Jeff Bezos, the company’s founder, told The Guardian that there was an “irrational under-exuberance for the potential of the internet”.
It has not only been computer geeks, garage entrepreneurs and pony-tailed media types who have been setting up shop in the virtual world or taking stock option-loaded salaries with existing players – lawyers have felt the pull too. For some firms it has meant the building (or at least marketing) of a new dedicated unit, department or even company specialising in advising on everything from IP to IPO. But in some areas the pull has been more personal, with lawyers packing their bags and moving to the new lofts in Hoxton, or Silicon Alley, as it is becoming known.
In the past few weeks, Linklaters lost its second lawyer to Cognition Ventures, a venture capitalist business specialising in new media. Amazon poached someone from Morgan Lewis & Bockius and, in a trend likely to become more prevalent, one of Wilson Sonsini Goodrich & Rosati’s top partners left to set up his own internet company.
But Bezos believes there is a “reverse hype” where Cassandras and others with raised eyebrows tut tut and predict the downfall of western capitalism – or at least the Nasdaq-listed part of it.
And so suitably qualified lawyers are left with a difficult decision. Stay on the partnership ladder/slippery pole or make the leap to an undoubtedly exciting, potentially hugely lucrative, but possibly short-lived dotcom.
So, in the spirit of one who has been there, let me offer five things that you should expect to encounter if you make the leap.
1 -The hierarchies are different. A lot of dotcommers started with a couple of mates and a laptop. It is the equivalent of the pop bands of the 1960s. They do not want, or cannot see, a way to create a hierarchical management structure. Everything is flat with the chief executive officer, chief technology officer, chief operating officer et al selling themselves as part of the team. But this is not true of those traditional companies trying to muscle into the virtual business world.

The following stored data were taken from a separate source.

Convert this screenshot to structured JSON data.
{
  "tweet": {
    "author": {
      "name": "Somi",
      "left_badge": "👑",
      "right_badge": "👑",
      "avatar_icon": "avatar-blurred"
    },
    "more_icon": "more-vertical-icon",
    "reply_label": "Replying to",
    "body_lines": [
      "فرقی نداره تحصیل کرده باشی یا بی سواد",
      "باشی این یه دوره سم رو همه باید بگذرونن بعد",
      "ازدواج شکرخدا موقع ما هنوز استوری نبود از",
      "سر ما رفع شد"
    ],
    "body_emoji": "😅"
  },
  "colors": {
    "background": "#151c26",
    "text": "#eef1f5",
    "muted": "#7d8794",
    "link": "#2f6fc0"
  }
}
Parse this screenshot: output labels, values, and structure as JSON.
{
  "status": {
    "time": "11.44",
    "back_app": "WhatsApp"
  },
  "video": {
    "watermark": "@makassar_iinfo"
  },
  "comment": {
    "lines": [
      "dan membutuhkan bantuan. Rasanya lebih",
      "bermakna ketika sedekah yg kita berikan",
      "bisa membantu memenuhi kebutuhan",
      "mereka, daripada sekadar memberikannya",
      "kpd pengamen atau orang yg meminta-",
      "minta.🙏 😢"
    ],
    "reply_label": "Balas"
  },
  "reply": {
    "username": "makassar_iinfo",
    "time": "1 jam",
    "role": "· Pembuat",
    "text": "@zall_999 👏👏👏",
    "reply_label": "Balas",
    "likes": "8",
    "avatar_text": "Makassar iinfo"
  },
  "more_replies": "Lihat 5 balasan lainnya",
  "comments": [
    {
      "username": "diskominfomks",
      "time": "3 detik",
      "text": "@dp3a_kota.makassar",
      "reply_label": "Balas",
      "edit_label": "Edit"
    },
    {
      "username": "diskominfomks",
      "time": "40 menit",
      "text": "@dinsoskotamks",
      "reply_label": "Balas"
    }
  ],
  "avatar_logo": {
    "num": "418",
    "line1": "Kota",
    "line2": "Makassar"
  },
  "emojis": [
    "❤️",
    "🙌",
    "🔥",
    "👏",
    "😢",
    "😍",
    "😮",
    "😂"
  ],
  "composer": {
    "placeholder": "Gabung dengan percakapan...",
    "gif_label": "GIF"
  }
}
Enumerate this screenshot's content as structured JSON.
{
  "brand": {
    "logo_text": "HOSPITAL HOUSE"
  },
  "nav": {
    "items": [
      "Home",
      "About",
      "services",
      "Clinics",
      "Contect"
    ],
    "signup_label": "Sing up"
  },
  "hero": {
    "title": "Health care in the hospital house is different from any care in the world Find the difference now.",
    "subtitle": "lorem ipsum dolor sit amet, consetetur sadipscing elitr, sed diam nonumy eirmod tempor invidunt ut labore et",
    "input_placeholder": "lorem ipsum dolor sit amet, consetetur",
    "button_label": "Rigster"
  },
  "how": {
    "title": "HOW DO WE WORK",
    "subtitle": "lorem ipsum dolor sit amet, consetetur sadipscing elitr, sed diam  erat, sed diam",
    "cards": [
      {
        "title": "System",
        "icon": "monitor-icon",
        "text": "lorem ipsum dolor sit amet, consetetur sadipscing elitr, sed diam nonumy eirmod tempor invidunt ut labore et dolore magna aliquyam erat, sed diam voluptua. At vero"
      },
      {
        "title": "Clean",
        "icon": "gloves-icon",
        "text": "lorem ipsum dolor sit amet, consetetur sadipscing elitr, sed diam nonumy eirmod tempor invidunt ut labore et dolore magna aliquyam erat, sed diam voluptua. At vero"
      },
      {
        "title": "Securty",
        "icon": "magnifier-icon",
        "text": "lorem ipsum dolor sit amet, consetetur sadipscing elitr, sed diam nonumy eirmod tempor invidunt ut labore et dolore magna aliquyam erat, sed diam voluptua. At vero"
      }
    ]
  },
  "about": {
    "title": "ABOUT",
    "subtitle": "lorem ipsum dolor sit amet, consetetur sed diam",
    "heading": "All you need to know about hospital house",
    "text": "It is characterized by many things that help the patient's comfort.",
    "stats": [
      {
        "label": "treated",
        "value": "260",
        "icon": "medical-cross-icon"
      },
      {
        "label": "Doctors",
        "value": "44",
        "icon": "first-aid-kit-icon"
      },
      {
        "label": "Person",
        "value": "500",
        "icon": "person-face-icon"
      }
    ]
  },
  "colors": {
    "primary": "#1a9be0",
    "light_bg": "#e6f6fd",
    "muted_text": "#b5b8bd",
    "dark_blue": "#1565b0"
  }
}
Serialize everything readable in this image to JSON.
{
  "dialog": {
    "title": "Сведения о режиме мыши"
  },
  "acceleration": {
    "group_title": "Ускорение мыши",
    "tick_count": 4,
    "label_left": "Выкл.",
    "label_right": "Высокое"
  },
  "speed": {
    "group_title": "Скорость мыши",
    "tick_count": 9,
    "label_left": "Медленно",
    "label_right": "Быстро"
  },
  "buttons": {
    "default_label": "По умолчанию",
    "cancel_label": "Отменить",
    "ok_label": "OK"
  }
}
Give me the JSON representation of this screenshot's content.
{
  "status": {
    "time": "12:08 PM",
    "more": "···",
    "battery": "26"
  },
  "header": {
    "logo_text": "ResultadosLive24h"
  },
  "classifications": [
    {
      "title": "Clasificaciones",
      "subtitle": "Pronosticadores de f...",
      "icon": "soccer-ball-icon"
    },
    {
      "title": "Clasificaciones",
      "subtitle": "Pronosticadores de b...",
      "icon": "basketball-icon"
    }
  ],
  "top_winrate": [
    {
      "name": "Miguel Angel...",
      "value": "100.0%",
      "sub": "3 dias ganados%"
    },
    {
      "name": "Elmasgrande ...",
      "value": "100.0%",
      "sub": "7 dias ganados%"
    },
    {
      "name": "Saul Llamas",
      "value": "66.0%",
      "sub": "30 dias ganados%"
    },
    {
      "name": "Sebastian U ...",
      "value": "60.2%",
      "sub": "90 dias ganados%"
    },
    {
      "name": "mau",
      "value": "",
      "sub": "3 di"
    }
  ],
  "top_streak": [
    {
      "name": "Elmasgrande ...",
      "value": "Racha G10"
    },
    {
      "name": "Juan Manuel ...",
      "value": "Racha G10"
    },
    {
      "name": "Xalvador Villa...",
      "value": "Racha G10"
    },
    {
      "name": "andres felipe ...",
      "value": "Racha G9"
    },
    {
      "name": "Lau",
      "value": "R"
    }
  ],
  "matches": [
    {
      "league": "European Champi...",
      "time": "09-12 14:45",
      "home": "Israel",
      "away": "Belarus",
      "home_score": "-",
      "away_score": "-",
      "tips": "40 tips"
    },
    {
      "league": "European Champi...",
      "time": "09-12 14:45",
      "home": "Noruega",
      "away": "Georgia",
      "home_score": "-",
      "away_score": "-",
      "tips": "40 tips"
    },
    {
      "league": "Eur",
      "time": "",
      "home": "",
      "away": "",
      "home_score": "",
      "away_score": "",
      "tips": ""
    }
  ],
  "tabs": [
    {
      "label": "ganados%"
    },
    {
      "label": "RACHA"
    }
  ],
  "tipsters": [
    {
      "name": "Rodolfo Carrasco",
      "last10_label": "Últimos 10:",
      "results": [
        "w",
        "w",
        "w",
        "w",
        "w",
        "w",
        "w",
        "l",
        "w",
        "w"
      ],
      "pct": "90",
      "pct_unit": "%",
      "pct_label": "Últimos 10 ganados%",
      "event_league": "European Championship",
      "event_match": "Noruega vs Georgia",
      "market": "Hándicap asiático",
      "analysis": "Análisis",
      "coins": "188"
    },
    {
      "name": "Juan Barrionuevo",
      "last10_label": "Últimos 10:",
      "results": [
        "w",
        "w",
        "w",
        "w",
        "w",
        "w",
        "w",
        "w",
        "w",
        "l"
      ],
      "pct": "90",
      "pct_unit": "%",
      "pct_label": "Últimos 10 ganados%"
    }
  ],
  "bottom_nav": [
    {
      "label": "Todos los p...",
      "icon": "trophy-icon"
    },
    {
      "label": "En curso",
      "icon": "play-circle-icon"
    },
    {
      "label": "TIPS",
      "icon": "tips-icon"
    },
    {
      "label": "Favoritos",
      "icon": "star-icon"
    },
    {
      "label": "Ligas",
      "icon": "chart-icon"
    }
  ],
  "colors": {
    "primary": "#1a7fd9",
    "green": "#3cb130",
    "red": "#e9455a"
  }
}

They still have traditional managements, and often three or four of them trying to run the show from different offices.
2 -The speed is different. So called “internet time” is a “no-brainer”, as they say. Regardless of how true the thesis that time and business have to move faster in the dotcom world, they believe it and that is all that matters. Expect a continuum from urgency, through panic, to Zennist calm – see number five below.
3 -The horizon is different. When your business plan is on the back of a Rizla packet and the venture capitalists are champing at the bit for an early IPO, long-termism is not the name of the game. What is more, the future shifts as the dotcommers eye new tie-ups, deals, alliances and such. You may start the week thinking you’re heading one way, and by the end of the week you are pointing in entirely the opposite direction.
4 -The boundaries are different. Dotcommers have convinced themselves that theirs is an organic business where the team “gels” and brainstorming and ideas drive the operation. Expect a lot of “help”.
5 -The culture in a dotcom is different from the real world. Or at least, those in it would like to think so. Expect table football games and obligatory Quake games as part of team-building exercises. Also expect continuous coffee runs to the local latte bar – it’s not only the computers that are wired. Oh, and get used to feeling old. Even if you are under 30 now, you will still feel in your mid-50s. Finally, enthusiasm is compulsory. There may be an “under-exuberance” about the dotcom world outside, but inside they just think the rest of us are “irrational”.